Namun riwayat ini berbeda dengan riwayat yang shahi dari
para shahabat termasuk riwayt Ibnu Mas`ud sendiri, Aisyah, Ibnu Umar, Anas dan
lainnya dari kalangan tabi`in bahwa yang dimaksud dengan ‘yang biasa nampak
darinya’ bukanlah wajah, tetapi al-kuhl (celak mata) dan cincin. Riwayat ini
menurut Ibnu Hazm adalah riwayat yang paling shahih.
c.
Surat Al-Ahzab : 53
“Apabila kamu meminta sesuatu kepada mereka , maka mintalah dari belakang
tabir. Cara yang demikian itu lebih suci bagi hatimu dan hati mereka. Dan tidak
boleh kamu menyakiti Rasulullah dan
tidak mengawini isteri-isterinya
selama-lamanya sesudah ia wafat. Sesungguhnya perbuatan itu adalah amat
besar di sisi Allah.”(QS. Al-Ahzab :
53).
Para pendukung kewajiban niqab juga menggunakan ayat ini
untuk menguatkan pendapat bahwa wanita wajib menutup wajah mereka dan bahwa
wajah termasuk bagian dari aurat wanita. Mereka mengatakan bahwa meski khitab
ayat ini kepada istri Nabi, namun kewajibannya juga terkena kepada semua wanita
mukminah, karena para istri Nabi itu adalah teladan dan contoh yang harus
diikuti.
Selain itu bahwa mengenakan niqab itu alasannya adalah
untuk menjaga kesucian hati, baik bagi laki-laki yang melihat ataupun buat para
istri nabi. Sesuai dengan firman Allah dalam ayat ini bahwa cara yang demikian
itu lebih suci bagi hatimu dan hati mereka (istri nabi).
Namun bila disimak lebih mendalam, ayat ini tidak
berbicara masalah kesucian hati yang terkait dengan zina mata antara para
shahabat Rasulullah SAW dengan para istri beliau. Kesucian hati ini kaitannya
dengan perasaan dan pikiran mereka yang ingin menikahi para istri nabi nanti
setelah beliau wafat. Dalam ayat itu sendiri dijelaskan agar mereka jangan
menyakiti hati nabi dengan mengawini para janda istri Rasulullah SAW
sepeninggalnya. Ini sejalan dengan asbabun nuzul ayat ini yang menceritakan
bahwa ada shahabat yang ingin menikahi Aisyah ra bila kelak Nabi wafat. Ini
tentu sangat menyakitkan perasaan nabi.
Adapun makna kesucian hati itu bila dikaitkan dengan zina
mata antara shahabat nabi dengan istri beliau adalah penafsiran yang terlalu
jauh dan tidak sesuai dengan konteks dan kesucian para shahabat nabi yang
agung.
Sedangkan perintah untuk meminta dari balik tabir,
jelas-jelas merupakan kekhusususan dalam bermuamalah dengan para istri Nabi.
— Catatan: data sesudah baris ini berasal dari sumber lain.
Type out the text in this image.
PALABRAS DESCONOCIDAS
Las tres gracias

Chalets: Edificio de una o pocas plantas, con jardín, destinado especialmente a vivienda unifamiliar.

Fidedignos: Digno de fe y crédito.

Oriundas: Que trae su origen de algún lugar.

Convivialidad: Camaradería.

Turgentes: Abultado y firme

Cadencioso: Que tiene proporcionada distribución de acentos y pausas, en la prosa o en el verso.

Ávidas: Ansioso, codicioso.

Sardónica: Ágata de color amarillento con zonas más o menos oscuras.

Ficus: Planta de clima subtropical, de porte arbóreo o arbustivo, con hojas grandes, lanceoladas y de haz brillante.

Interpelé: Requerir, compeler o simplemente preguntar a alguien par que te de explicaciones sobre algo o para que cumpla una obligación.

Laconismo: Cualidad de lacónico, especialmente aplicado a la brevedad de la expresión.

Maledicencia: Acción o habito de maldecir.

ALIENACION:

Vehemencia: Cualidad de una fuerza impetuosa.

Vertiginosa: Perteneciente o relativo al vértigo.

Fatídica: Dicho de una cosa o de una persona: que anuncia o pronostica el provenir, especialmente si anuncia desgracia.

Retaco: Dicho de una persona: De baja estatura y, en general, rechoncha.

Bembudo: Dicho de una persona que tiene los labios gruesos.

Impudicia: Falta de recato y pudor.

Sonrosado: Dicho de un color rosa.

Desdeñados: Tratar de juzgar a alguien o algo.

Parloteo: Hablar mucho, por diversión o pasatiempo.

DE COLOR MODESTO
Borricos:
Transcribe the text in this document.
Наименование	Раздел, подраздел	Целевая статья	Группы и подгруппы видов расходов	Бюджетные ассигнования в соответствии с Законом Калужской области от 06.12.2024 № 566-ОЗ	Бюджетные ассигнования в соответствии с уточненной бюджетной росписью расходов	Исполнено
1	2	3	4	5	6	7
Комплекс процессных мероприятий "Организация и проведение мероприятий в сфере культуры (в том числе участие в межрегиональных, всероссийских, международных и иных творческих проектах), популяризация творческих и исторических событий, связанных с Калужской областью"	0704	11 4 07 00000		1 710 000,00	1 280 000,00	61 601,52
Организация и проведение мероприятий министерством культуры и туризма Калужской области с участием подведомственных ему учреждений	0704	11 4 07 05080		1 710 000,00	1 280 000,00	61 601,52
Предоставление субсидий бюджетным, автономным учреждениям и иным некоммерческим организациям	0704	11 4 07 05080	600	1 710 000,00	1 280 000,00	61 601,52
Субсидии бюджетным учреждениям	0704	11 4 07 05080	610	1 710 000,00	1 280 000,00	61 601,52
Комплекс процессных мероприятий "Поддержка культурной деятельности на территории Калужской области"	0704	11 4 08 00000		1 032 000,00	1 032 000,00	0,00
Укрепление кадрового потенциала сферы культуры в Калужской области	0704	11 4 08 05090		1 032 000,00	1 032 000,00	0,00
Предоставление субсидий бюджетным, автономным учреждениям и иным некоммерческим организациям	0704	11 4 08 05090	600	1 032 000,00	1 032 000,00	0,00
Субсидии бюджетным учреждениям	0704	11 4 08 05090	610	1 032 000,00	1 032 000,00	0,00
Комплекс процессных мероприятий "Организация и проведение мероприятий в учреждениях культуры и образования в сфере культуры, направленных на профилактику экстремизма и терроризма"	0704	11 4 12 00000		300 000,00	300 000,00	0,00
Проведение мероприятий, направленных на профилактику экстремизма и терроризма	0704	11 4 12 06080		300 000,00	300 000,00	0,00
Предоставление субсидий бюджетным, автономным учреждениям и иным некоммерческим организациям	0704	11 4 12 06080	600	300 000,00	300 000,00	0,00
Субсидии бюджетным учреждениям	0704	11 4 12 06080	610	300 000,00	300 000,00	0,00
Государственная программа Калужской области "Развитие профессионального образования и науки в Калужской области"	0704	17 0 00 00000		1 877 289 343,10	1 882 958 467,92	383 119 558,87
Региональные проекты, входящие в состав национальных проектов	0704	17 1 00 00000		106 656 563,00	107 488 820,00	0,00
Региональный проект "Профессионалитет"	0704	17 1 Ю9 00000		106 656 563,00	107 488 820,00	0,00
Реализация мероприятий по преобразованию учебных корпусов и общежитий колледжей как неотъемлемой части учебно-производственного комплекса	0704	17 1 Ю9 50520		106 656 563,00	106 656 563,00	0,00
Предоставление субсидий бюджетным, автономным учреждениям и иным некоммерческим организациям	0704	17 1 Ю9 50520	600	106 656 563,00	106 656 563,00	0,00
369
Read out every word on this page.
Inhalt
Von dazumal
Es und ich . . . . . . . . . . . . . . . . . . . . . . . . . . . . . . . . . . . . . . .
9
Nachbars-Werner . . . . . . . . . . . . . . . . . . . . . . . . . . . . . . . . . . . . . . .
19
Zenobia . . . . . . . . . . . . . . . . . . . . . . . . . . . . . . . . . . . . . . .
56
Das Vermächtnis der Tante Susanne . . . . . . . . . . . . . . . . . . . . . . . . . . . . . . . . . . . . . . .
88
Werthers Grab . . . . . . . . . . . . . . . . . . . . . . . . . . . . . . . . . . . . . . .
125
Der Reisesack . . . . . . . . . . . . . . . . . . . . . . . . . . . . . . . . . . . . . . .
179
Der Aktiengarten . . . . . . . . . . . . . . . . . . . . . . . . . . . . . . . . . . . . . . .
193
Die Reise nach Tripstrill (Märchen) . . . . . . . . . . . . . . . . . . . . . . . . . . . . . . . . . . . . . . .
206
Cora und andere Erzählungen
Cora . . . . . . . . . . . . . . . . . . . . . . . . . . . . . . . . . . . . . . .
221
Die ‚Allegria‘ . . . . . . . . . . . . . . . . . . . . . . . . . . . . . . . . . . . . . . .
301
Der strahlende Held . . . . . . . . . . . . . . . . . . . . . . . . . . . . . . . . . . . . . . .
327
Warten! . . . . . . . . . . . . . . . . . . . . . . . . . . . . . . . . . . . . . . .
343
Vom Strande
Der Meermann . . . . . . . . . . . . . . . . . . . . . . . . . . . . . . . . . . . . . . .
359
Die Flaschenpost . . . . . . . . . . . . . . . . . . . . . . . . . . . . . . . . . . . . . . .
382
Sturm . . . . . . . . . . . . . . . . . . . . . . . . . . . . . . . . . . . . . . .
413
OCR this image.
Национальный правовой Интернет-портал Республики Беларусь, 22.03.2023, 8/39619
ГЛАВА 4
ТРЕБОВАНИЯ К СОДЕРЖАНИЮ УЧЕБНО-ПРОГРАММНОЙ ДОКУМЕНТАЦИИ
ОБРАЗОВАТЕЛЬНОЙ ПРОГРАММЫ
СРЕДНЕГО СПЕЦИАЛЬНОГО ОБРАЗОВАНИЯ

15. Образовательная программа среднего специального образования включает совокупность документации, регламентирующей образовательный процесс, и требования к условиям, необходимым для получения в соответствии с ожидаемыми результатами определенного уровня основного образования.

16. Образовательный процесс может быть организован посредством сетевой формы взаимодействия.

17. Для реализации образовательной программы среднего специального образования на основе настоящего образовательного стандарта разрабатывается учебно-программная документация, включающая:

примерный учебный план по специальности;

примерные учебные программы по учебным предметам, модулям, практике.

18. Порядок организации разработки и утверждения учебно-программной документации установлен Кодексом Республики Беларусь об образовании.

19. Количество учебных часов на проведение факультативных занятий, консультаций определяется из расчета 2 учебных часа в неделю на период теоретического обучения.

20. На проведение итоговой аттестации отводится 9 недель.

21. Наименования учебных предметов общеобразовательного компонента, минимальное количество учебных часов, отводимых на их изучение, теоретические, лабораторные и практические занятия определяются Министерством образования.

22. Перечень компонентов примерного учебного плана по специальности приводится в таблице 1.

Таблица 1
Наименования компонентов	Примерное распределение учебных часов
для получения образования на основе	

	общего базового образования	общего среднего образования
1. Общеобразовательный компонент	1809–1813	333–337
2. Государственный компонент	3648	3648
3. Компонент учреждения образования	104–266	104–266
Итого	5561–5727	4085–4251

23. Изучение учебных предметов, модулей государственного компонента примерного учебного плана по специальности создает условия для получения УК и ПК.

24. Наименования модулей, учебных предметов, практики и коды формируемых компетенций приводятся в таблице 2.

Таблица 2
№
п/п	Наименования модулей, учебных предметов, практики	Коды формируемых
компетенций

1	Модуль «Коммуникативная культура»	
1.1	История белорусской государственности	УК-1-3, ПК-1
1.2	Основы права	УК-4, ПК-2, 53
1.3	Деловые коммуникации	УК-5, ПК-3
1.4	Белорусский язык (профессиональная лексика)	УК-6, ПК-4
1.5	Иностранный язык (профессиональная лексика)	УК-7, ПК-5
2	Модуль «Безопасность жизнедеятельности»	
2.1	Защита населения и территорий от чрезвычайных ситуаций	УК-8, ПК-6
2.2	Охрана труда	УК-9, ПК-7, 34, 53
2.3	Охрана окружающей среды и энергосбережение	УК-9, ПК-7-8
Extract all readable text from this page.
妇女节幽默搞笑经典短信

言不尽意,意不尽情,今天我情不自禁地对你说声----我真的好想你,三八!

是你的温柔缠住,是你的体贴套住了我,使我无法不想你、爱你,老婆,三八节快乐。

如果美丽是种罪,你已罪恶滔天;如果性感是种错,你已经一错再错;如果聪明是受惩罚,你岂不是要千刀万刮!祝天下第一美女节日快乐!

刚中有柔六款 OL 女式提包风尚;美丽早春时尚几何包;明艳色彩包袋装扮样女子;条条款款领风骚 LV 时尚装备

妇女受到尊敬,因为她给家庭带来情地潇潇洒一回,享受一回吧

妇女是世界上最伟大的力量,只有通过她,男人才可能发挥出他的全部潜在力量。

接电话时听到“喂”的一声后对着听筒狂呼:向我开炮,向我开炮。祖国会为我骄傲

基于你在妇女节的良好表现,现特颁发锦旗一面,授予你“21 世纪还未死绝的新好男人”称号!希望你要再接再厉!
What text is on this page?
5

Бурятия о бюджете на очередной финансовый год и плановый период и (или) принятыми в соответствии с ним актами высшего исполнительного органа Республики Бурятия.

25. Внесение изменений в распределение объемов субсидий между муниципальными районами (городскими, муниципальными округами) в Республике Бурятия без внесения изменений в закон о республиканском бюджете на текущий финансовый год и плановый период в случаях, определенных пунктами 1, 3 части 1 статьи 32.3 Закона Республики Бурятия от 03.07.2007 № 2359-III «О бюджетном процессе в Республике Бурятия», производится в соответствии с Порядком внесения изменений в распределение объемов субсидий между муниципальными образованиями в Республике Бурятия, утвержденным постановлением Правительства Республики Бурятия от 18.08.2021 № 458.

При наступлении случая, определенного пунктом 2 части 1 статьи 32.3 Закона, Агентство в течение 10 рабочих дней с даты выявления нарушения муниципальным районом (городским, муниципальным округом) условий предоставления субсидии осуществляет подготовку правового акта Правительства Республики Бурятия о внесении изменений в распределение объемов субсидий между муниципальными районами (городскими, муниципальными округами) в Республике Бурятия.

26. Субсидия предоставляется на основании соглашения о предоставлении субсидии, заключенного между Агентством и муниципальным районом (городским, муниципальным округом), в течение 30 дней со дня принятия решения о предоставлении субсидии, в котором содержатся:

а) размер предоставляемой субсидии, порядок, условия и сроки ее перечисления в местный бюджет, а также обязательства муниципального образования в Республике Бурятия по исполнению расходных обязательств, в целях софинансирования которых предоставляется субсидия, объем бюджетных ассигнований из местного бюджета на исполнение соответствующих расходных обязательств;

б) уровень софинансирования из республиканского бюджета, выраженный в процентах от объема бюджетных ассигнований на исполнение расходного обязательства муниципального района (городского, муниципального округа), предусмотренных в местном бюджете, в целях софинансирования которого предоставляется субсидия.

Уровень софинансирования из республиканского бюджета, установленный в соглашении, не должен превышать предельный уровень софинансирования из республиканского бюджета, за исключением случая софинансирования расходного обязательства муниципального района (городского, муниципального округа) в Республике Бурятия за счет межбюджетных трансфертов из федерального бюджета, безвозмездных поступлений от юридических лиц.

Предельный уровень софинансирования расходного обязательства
Tidak ada kaitannya dengan ‘al-Ibratu bi `umumil lafzi laa bi khushushil ayah’.
Karena ayat ini memang khusus membicarakan akhlaq pergaulan dengan istri nabi.
Dan mengqiyaskan antara para istri nabi dengan seluruh wanita muslimah adalah
qiyas yang tidak tepat, qiyas ma`al fariq. Karena para istri nabi memang
memiliki standart akhlaq yang khusus. Ini ditegaskan dalam ayat Al-Quran.
“Hai isteri-isteri Nabi, kamu
sekalian tidaklah seperti wanita yang lain, jika kamu bertakwa. Maka janganlah
kamu tunduk dalam berbicara sehingga
berkeinginanlah orang yang ada penyakit dalam hatinya dan ucapkanlah perkataan yang baik,” (QS.
Al-ahzab : 32)
d.
Hadits Larang Berniqab bagi Wanita Muhrim
Para pendukung kewajiban menutup wajah bagi muslimah
menggunakan sebuah hadits yang diambil mafhum mukhalafanya, yaitu larangan
Rasulullah SAW bagi muslimah untuk menutup wajah ketika ihram.
“Janganlah wanita yang sedang
berihram menutup wajahnya (berniqab) dan memakai sarung tangan”.
Dengan adanya larangan ini, menurut mereka lazimnya para
wanita itu memakai niqab dan menutup wajahnya, kecuali saat berihram. Sehingga
perlu bagi Rasulullah SAW untuk secara khusus melarang mereka. Seandainya
setiap harinya mereka tidak memakai niqab, maka tidak mungkin beliau
melarangnya saat berihram.
Pendapat ini dijawab oleh mereka yang tidak mewajibkan
niqab dengan logika sebaliknya. Yaitu bahwa saat ihram, seseorang memang
dilarang untuk melakukan sesautu yang tadinya halal. Seperti memakai pakaian
yang berjahit, memakai parfum dan berburu. Lalu saat berihram, semua yang halal
tadi menjadi haram. Kalau logika ini diterapkan dalam niqab, seharusnya memakai
niqab itu hukumnya hanya sampai boleh dan bukan wajib. Karena semua larangan
dalam ihram itu hukum asalnya pun boleh dan bukan wajib. Bagaimana bisa sampai
pada kesimpulan bahwa sebelumnya hukumnya wajib ?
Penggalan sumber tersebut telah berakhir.